Industrie

Hohenlimburg: Zukunftskonzept für Federnwerk in Oege?

Das Federnwerk von Thyssenkrupp in Oege steht erneut auf dem Prüfstand.

Das Federnwerk von Thyssenkrupp in Oege steht erneut auf dem Prüfstand.

Foto: Marcel Krombusch / Westfalenpost

Hohenlimburg.  Sorge um die Zukunft der Federnwerke von thyssenkrupp in Hohenlimburg. Heute legt die Geschäftsführung dem Aufsichtsrat ein „Zukunftskonzept“ vor

Wie geht es weiter mit dem Federnwerk von Thyssenkrupp an der Oeger Straße?

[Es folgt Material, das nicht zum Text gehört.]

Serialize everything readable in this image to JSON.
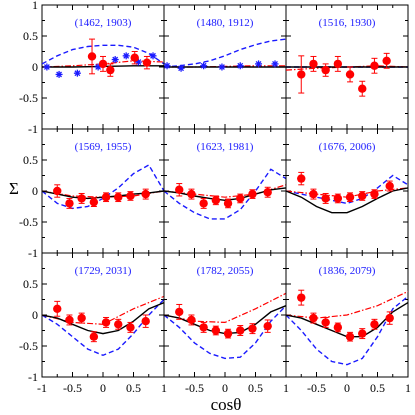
{
  "chart_data": {
    "type": "scatter",
    "xlabel": "cosθ",
    "ylabel": "Σ",
    "xlim": [
      -1,
      1
    ],
    "ylim": [
      -1,
      1
    ],
    "x_ticks": [
      "-1",
      "-0.5",
      "0",
      "0.5",
      "1"
    ],
    "y_ticks": [
      "-1",
      "-0.5",
      "0",
      "0.5",
      "1"
    ],
    "grid_rows": 3,
    "grid_cols": 3,
    "series_colors": {
      "data": "#ff0000",
      "other_data": "#1a1aff",
      "solid": "#000000",
      "dashed": "#1a1aff",
      "dashdot": "#ff0000"
    },
    "panels": [
      {
        "label": "(1462, 1903)",
        "points": [
          [
            -0.18,
            0.17,
            0.28
          ],
          [
            0.0,
            0.05,
            0.12
          ],
          [
            0.12,
            -0.05,
            0.1
          ],
          [
            0.52,
            0.15,
            0.1
          ],
          [
            0.72,
            0.07,
            0.1
          ]
        ],
        "points2": [
          [
            -0.92,
            0.0
          ],
          [
            -0.72,
            -0.12
          ],
          [
            -0.42,
            -0.1
          ],
          [
            -0.08,
            0.0
          ],
          [
            0.2,
            0.12
          ],
          [
            0.38,
            0.18
          ],
          [
            0.58,
            0.08
          ],
          [
            0.82,
            0.18
          ]
        ],
        "solid": [
          [
            -1,
            0.0
          ],
          [
            -0.5,
            0.0
          ],
          [
            0,
            0.01
          ],
          [
            0.5,
            0.02
          ],
          [
            1,
            0.02
          ]
        ],
        "dashed": [
          [
            -1,
            0.05
          ],
          [
            -0.75,
            0.18
          ],
          [
            -0.5,
            0.28
          ],
          [
            -0.25,
            0.33
          ],
          [
            0,
            0.35
          ],
          [
            0.25,
            0.35
          ],
          [
            0.5,
            0.32
          ],
          [
            0.75,
            0.22
          ],
          [
            1,
            0.05
          ]
        ],
        "dashdot": [
          [
            -1,
            0.0
          ],
          [
            -0.5,
            0.02
          ],
          [
            0,
            0.05
          ],
          [
            0.5,
            0.1
          ],
          [
            1,
            0.08
          ]
        ]
      },
      {
        "label": "(1480, 1912)",
        "points": [],
        "points2": [
          [
            -0.95,
            0.02
          ],
          [
            -0.72,
            -0.02
          ],
          [
            -0.35,
            0.02
          ],
          [
            -0.05,
            0.0
          ],
          [
            0.25,
            0.02
          ],
          [
            0.55,
            0.05
          ],
          [
            0.82,
            0.05
          ]
        ],
        "solid": [
          [
            -1,
            0.0
          ],
          [
            -0.5,
            0.0
          ],
          [
            0,
            0.0
          ],
          [
            0.5,
            0.0
          ],
          [
            1,
            0.0
          ]
        ],
        "dashed": [
          [
            -1,
            0.0
          ],
          [
            -0.75,
            0.02
          ],
          [
            -0.5,
            0.05
          ],
          [
            -0.25,
            0.1
          ],
          [
            0,
            0.18
          ],
          [
            0.25,
            0.28
          ],
          [
            0.5,
            0.36
          ],
          [
            0.75,
            0.42
          ],
          [
            1,
            0.45
          ]
        ],
        "dashdot": [
          [
            -1,
            0.0
          ],
          [
            -0.5,
            0.0
          ],
          [
            0,
            0.01
          ],
          [
            0.5,
            0.02
          ],
          [
            1,
            0.02
          ]
        ]
      },
      {
        "label": "(1516, 1930)",
        "points": [
          [
            -0.75,
            -0.12,
            0.3
          ],
          [
            -0.55,
            0.05,
            0.12
          ],
          [
            -0.35,
            -0.05,
            0.1
          ],
          [
            -0.15,
            0.05,
            0.12
          ],
          [
            0.05,
            -0.12,
            0.12
          ],
          [
            0.25,
            -0.35,
            0.12
          ],
          [
            0.45,
            0.02,
            0.12
          ],
          [
            0.65,
            0.1,
            0.12
          ]
        ],
        "points2": [],
        "solid": [
          [
            -1,
            0.0
          ],
          [
            -0.5,
            0.0
          ],
          [
            0,
            0.0
          ],
          [
            0.5,
            0.0
          ],
          [
            1,
            0.0
          ]
        ],
        "dashed": [
          [
            -1,
            0.0
          ],
          [
            -0.5,
            0.0
          ],
          [
            0,
            0.0
          ],
          [
            0.5,
            0.0
          ],
          [
            1,
            0.0
          ]
        ],
        "dashdot": [
          [
            -1,
            -0.05
          ],
          [
            -0.5,
            -0.02
          ],
          [
            0,
            0.0
          ],
          [
            0.5,
            0.02
          ],
          [
            1,
            0.0
          ]
        ]
      },
      {
        "label": "(1569, 1955)",
        "points": [
          [
            -0.75,
            0.0,
            0.1
          ],
          [
            -0.55,
            -0.2,
            0.08
          ],
          [
            -0.35,
            -0.12,
            0.08
          ],
          [
            -0.15,
            -0.18,
            0.07
          ],
          [
            0.05,
            -0.1,
            0.07
          ],
          [
            0.25,
            -0.1,
            0.07
          ],
          [
            0.45,
            -0.08,
            0.07
          ],
          [
            0.7,
            -0.05,
            0.08
          ]
        ],
        "points2": [],
        "solid": [
          [
            -1,
            0.0
          ],
          [
            -0.75,
            -0.05
          ],
          [
            -0.5,
            -0.1
          ],
          [
            -0.25,
            -0.12
          ],
          [
            0,
            -0.1
          ],
          [
            0.25,
            -0.08
          ],
          [
            0.5,
            -0.05
          ],
          [
            0.75,
            -0.03
          ],
          [
            1,
            0.0
          ]
        ],
        "dashed": [
          [
            -1,
            0.0
          ],
          [
            -0.75,
            -0.2
          ],
          [
            -0.5,
            -0.28
          ],
          [
            -0.25,
            -0.25
          ],
          [
            0,
            -0.12
          ],
          [
            0.25,
            0.05
          ],
          [
            0.5,
            0.28
          ],
          [
            0.75,
            0.42
          ],
          [
            1,
            0.0
          ]
        ],
        "dashdot": [
          [
            -1,
            0.0
          ],
          [
            -0.5,
            -0.08
          ],
          [
            0,
            -0.1
          ],
          [
            0.5,
            -0.08
          ],
          [
            1,
            0.0
          ]
        ]
      },
      {
        "label": "(1623, 1981)",
        "points": [
          [
            -0.75,
            0.02,
            0.1
          ],
          [
            -0.55,
            -0.05,
            0.08
          ],
          [
            -0.35,
            -0.2,
            0.08
          ],
          [
            -0.15,
            -0.15,
            0.07
          ],
          [
            0.05,
            -0.2,
            0.07
          ],
          [
            0.25,
            -0.12,
            0.07
          ],
          [
            0.45,
            -0.05,
            0.07
          ],
          [
            0.7,
            -0.02,
            0.08
          ]
        ],
        "points2": [],
        "solid": [
          [
            -1,
            0.0
          ],
          [
            -0.75,
            -0.03
          ],
          [
            -0.5,
            -0.08
          ],
          [
            -0.25,
            -0.12
          ],
          [
            0,
            -0.15
          ],
          [
            0.25,
            -0.12
          ],
          [
            0.5,
            -0.05
          ],
          [
            0.75,
            0.02
          ],
          [
            1,
            0.05
          ]
        ],
        "dashed": [
          [
            -1,
            0.0
          ],
          [
            -0.75,
            -0.2
          ],
          [
            -0.5,
            -0.35
          ],
          [
            -0.25,
            -0.45
          ],
          [
            0,
            -0.45
          ],
          [
            0.25,
            -0.3
          ],
          [
            0.5,
            0.0
          ],
          [
            0.75,
            0.35
          ],
          [
            1,
            0.2
          ]
        ],
        "dashdot": [
          [
            -1,
            0.0
          ],
          [
            -0.5,
            -0.05
          ],
          [
            0,
            -0.1
          ],
          [
            0.5,
            -0.05
          ],
          [
            1,
            0.1
          ]
        ]
      },
      {
        "label": "(1676, 2006)",
        "points": [
          [
            -0.75,
            0.2,
            0.1
          ],
          [
            -0.55,
            -0.05,
            0.08
          ],
          [
            -0.35,
            -0.12,
            0.08
          ],
          [
            -0.15,
            -0.12,
            0.07
          ],
          [
            0.05,
            -0.1,
            0.07
          ],
          [
            0.25,
            -0.08,
            0.07
          ],
          [
            0.45,
            -0.05,
            0.07
          ],
          [
            0.7,
            0.08,
            0.08
          ]
        ],
        "points2": [],
        "solid": [
          [
            -1,
            0.0
          ],
          [
            -0.75,
            -0.1
          ],
          [
            -0.5,
            -0.25
          ],
          [
            -0.25,
            -0.35
          ],
          [
            0,
            -0.35
          ],
          [
            0.25,
            -0.25
          ],
          [
            0.5,
            -0.12
          ],
          [
            0.75,
            0.0
          ],
          [
            1,
            0.05
          ]
        ],
        "dashed": [
          [
            -1,
            0.0
          ],
          [
            -0.75,
            -0.05
          ],
          [
            -0.5,
            -0.1
          ],
          [
            -0.25,
            -0.15
          ],
          [
            0,
            -0.2
          ],
          [
            0.25,
            -0.12
          ],
          [
            0.5,
            0.05
          ],
          [
            0.75,
            0.25
          ],
          [
            1,
            0.1
          ]
        ],
        "dashdot": [
          [
            -1,
            0.0
          ],
          [
            -0.5,
            -0.05
          ],
          [
            0,
            -0.1
          ],
          [
            0.5,
            0.0
          ],
          [
            1,
            0.05
          ]
        ]
      },
      {
        "label": "(1729, 2031)",
        "points": [
          [
            -0.75,
            0.1,
            0.12
          ],
          [
            -0.55,
            -0.08,
            0.08
          ],
          [
            -0.35,
            -0.05,
            0.08
          ],
          [
            -0.15,
            -0.35,
            0.08
          ],
          [
            0.05,
            -0.12,
            0.08
          ],
          [
            0.25,
            -0.15,
            0.08
          ],
          [
            0.45,
            -0.2,
            0.08
          ],
          [
            0.7,
            -0.1,
            0.1
          ]
        ],
        "points2": [],
        "solid": [
          [
            -1,
            0.0
          ],
          [
            -0.75,
            -0.05
          ],
          [
            -0.5,
            -0.15
          ],
          [
            -0.25,
            -0.25
          ],
          [
            0,
            -0.3
          ],
          [
            0.25,
            -0.25
          ],
          [
            0.5,
            -0.1
          ],
          [
            0.75,
            0.1
          ],
          [
            1,
            0.2
          ]
        ],
        "dashed": [
          [
            -1,
            0.0
          ],
          [
            -0.75,
            -0.15
          ],
          [
            -0.5,
            -0.35
          ],
          [
            -0.25,
            -0.55
          ],
          [
            0,
            -0.65
          ],
          [
            0.25,
            -0.55
          ],
          [
            0.5,
            -0.3
          ],
          [
            0.75,
            0.0
          ],
          [
            1,
            0.25
          ]
        ],
        "dashdot": [
          [
            -1,
            0.0
          ],
          [
            -0.5,
            -0.12
          ],
          [
            0,
            -0.15
          ],
          [
            0.5,
            0.1
          ],
          [
            1,
            0.3
          ]
        ]
      },
      {
        "label": "(1782, 2055)",
        "points": [
          [
            -0.75,
            0.05,
            0.12
          ],
          [
            -0.55,
            -0.08,
            0.08
          ],
          [
            -0.35,
            -0.2,
            0.08
          ],
          [
            -0.15,
            -0.25,
            0.07
          ],
          [
            0.05,
            -0.3,
            0.07
          ],
          [
            0.25,
            -0.25,
            0.08
          ],
          [
            0.45,
            -0.22,
            0.08
          ],
          [
            0.7,
            -0.18,
            0.1
          ]
        ],
        "points2": [],
        "solid": [
          [
            -1,
            0.0
          ],
          [
            -0.75,
            -0.05
          ],
          [
            -0.5,
            -0.15
          ],
          [
            -0.25,
            -0.25
          ],
          [
            0,
            -0.3
          ],
          [
            0.25,
            -0.28
          ],
          [
            0.5,
            -0.15
          ],
          [
            0.75,
            0.05
          ],
          [
            1,
            0.15
          ]
        ],
        "dashed": [
          [
            -1,
            0.0
          ],
          [
            -0.75,
            -0.2
          ],
          [
            -0.5,
            -0.45
          ],
          [
            -0.25,
            -0.62
          ],
          [
            0,
            -0.7
          ],
          [
            0.25,
            -0.68
          ],
          [
            0.5,
            -0.45
          ],
          [
            0.75,
            -0.1
          ],
          [
            1,
            0.15
          ]
        ],
        "dashdot": [
          [
            -1,
            0.0
          ],
          [
            -0.5,
            -0.1
          ],
          [
            0,
            -0.12
          ],
          [
            0.5,
            0.1
          ],
          [
            1,
            0.35
          ]
        ]
      },
      {
        "label": "(1836, 2079)",
        "points": [
          [
            -0.75,
            0.28,
            0.12
          ],
          [
            -0.55,
            -0.05,
            0.08
          ],
          [
            -0.35,
            -0.12,
            0.08
          ],
          [
            -0.15,
            -0.2,
            0.07
          ],
          [
            0.05,
            -0.35,
            0.07
          ],
          [
            0.25,
            -0.3,
            0.08
          ],
          [
            0.45,
            -0.15,
            0.08
          ],
          [
            0.7,
            -0.05,
            0.1
          ]
        ],
        "points2": [],
        "solid": [
          [
            -1,
            0.0
          ],
          [
            -0.75,
            -0.05
          ],
          [
            -0.5,
            -0.15
          ],
          [
            -0.25,
            -0.25
          ],
          [
            0,
            -0.35
          ],
          [
            0.25,
            -0.35
          ],
          [
            0.5,
            -0.2
          ],
          [
            0.75,
            0.05
          ],
          [
            1,
            0.2
          ]
        ],
        "dashed": [
          [
            -1,
            0.0
          ],
          [
            -0.75,
            -0.25
          ],
          [
            -0.5,
            -0.55
          ],
          [
            -0.25,
            -0.75
          ],
          [
            0,
            -0.8
          ],
          [
            0.25,
            -0.7
          ],
          [
            0.5,
            -0.35
          ],
          [
            0.75,
            0.1
          ],
          [
            1,
            0.3
          ]
        ],
        "dashdot": [
          [
            -1,
            0.0
          ],
          [
            -0.5,
            -0.05
          ],
          [
            0,
            0.0
          ],
          [
            0.5,
            0.15
          ],
          [
            1,
            0.38
          ]
        ]
      }
    ]
  }
}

Bei der Belegschaftsversammlung am gestrigen Dienstag wurde deutlich: Die Unsicherheit ist groß. „Es kamen viele Fragen der Kollegen, ob und wie es am Standort weitergeht“, so Thomas Oberste-Lehn, Vorsitzender des Betriebsrates. „Die Sorgen sind da – und konnten auch noch nicht komplett beruhigt werden.“

Produktion auf dem Prüfstand

Vor knapp einer Woche kündigte die Unternehmensführung in Essen an, dass unrentable Geschäftsbereiche auf den Prüfstand gestellt werden sollen – darunter die Komponentensparte Federn und Stabilisatoren. Zwar handelte es sich gestern um eine ordentliche Versammlung der Belegschaft, die lange vor der Ankündigung aus Essen geplant war. „Aber die Zukunft des Standortes war natürlich dominantes Thema – denn da brennt die Lage.“

Die Zuversicht, das Federnwerk in Oege halten zu können, ist da. „Wir sehen den Standort sanierungsfähig und arbeiten schon länger mit der Geschäftsführung an tragfähigen Zukunftskonzepten“, so Oberste- Lehn. Das Ergebnis stellt die Geschäftsführung heute bei einer Sitzung des Aufsichtsrat in Essen vor. Es solle den Fortbestand von Federn und Stabilisatoren in Deutschland sichern. Genaue Details zu den Inhalten des Konzeptes könne er nicht geben. „Wir haben Optimierungspotenziale aufgezeigt, die sich in dem Konzept wiederfinden – und nach der Aufsichtsratssitzung wissen wir mehr“

Auf Anfrage betont Thyssenkrupp, dass es in der Sitzung um Zukunftsperspektiven für die ganze Federngruppe gehen soll. „Dem Aufsichtsrat werden deshalb verschiedene Konzepte vorgestellt“, so ein Sprecher der Komponentensparte des Konzerns. Eine finale Entscheidung gebe es heute aber noch nicht. Der Geschäftsbereich Federn und Stabilisatoren stehe seit kurzem unter besonderer Beobachtung des Konzerns, da der Bereich zuletzt deutlich negative Zahlen geschrieben habe. Ein tragfähiges Zukunftskonzept sei daher wichtig. Das Ziel sei es, die Federn- und Stabilisatoren Gruppe mit einem verbesserten Produktportfolio so schnell wie möglich aus der Verlustzone herauszuführen. „Der Handlungsdruck ist da“, betonte der Sprecher. Im nächsten Schritt gehe es darum, dass der Aufsichtsrat die Konzepte prüfe und eine Einigung über das beste Konzept für den Geschäftsbereich erzielt werde.